Sensibilisatie door chlooramfenicol

D.P.
Bruynzeel

Het zeer lezenswaardige artikel van Dikland et al. over sensibilisatie door chlooramfenicol (1985;1978-80) doet inderdaad vermoeden dat in de desbetreffende regio relatief veel chlooramfenicol lokaal gebruikt wordt. Niet alleen het aantal voor chlooramfenicol allergische patiënten van Kruyswijk en Polak1 is laag, maar ook dat van het Academisch Ziekenhuis der Vrije Universiteit te Amsterdam (Sadal en Van Ketel2 meldden voor de periode 1973-1979 slechts 8 patiënten). Sindsdien zijn er 2 nieuwe gevallen bijgekomen. Verder is opvallend dat slechts 3 van deze patiënten gesensibiliseerd werden door het gebruik van oog-oorpreparaten. Of het bij een dergelijke frequentie van sensibilisatie nuttig is om vóór gebruik een proefapplicatie te verrichten zonder anamnestische of klinische indicatie, om een op zichzelf zeldzame ernstige reactie te kunnen voorspellen, is twijfelachtig.

Jammer is dat in het artikel gesproken wordt van een ‘gebruikstest’. Uit de beschrijving lijkt het namelijk om een gewone plakproef te gaan met het door patiënt gebruikte produkt (dus ‘as is’). De uitdrukking gebruikstest (‘use test’) slaat echter op het 3-5 dagen, zonder afdekking, aanbrengen op de huid van een preparaat dat ervan verdacht wordt dermatitisklachten te veroorzaken.3

Gaarne danken wij collega Bruynzeel voor zijn nuttige commentaar. De opmerking een proefapplicatie te doen, ten einde een bestaande sensibilisatie voor chlooramfenicol uit te sluiten, is geplaatst tegen de achtergrond van onze bevindingen in de eigen regio (8 patiënten met sensibilisatie voor chlooramfenicol). Een proefapplicatie tevoren verricht met een lokaal toe te passen medicament is in het algemeen zinvol, indien alleen op anamnestische gronden aan het bestaan van een overgevoeligheid voor het betreffende middel gedacht wordt, terwijl gebruik toch wenselijk is. Wij vonden acht positieve ‘patch tests’ voor chlooramfenicol, tegen vijf voor aminoglycosiden, in het bijzonder neomycine, in dezelfde periode. Men kan zich afvragen of het gebruik van chlooramfenicol en deze andere groep veel gebruikte lokale antimicrobiële middelen zich weerspiegelt in de wisselende percentages van sensibilisatie voor deze stoffen.1

De uitdrukking ‘gebruikstest’ is, zoals terecht opgemerkt, niet geheel juist. Wij hebben gekozen voor een gesloten gebruikstest, omdat de resultaten beter te vergelijken zijn met gestandaardiseerde antigenen en omdat in de praktijk bij oog-en oorinfecties lokaal toegepaste medicamenten vaak onder occlusie plaatsvinden. In de literatuur bestaat bovendien geen duidelijke consensus over de exacte toepassing van de gebruikstest, 1-3 x daags met een spreiding van drie tot zeven dagen.23

D.P. Bruynzeel
W.J. Dikland
E. Stolz
Th. van Joost
Literatuur
  1. Kruyswijk MRJ, Polak BCP. Contactallergie na toepassingvan oogdruppels en oogzalven. NedTijdschr Geneeskd 1980; 124: 1449-52.

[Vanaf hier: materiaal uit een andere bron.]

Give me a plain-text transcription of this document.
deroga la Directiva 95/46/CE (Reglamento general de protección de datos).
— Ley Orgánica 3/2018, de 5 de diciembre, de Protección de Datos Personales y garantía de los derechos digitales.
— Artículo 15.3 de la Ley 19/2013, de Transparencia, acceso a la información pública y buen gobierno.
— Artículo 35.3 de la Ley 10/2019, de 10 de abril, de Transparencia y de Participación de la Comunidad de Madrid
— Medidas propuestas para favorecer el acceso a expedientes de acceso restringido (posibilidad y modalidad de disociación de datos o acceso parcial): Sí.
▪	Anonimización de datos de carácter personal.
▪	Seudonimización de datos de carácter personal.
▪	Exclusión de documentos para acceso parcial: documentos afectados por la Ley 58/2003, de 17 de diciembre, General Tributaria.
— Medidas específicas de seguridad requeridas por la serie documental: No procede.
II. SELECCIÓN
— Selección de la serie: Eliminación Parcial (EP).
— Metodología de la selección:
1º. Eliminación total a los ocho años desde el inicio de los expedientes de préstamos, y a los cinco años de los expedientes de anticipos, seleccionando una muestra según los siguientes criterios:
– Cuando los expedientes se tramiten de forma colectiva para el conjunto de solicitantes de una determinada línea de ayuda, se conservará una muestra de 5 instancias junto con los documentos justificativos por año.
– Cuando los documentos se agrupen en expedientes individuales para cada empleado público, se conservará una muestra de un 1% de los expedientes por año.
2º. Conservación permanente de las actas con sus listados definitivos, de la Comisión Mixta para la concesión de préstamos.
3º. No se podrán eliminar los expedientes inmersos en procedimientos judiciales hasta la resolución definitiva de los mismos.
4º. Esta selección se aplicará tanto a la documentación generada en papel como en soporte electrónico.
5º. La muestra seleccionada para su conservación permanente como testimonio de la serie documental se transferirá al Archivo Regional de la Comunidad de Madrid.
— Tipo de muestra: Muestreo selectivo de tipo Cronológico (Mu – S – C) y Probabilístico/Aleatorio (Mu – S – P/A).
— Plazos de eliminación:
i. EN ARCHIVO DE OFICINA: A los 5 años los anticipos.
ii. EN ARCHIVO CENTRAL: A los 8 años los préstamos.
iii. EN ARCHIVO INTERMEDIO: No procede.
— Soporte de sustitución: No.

  2. Sadal S, Ketel WG van. Allergie voor chlooramfenicol.Nieuwsbrief Contactdermatologie 1980; 7: 99.

  3. Fregert S. Manual of contactdermatitis. 2e ed. Copenhagen:Munksgaard, 1982: 80.

  4. Kruyswijk MRJ, Polak BCP. Contactallergie na toepassingvan oogdruppels en oogzalven. NedTijdschr Geneeskd 1980; 124: 1449-52.

  5. Fregert S. Manual of contactdermatitis. 2e ed.Copenhagen: Munksgaard, 1982: 80.

  6. Prystowsky SD, Nonomura JH, Smith RW, et al. Allergichypersensitivity to neomycine. Arch Dermatol 1979; 115:713-5.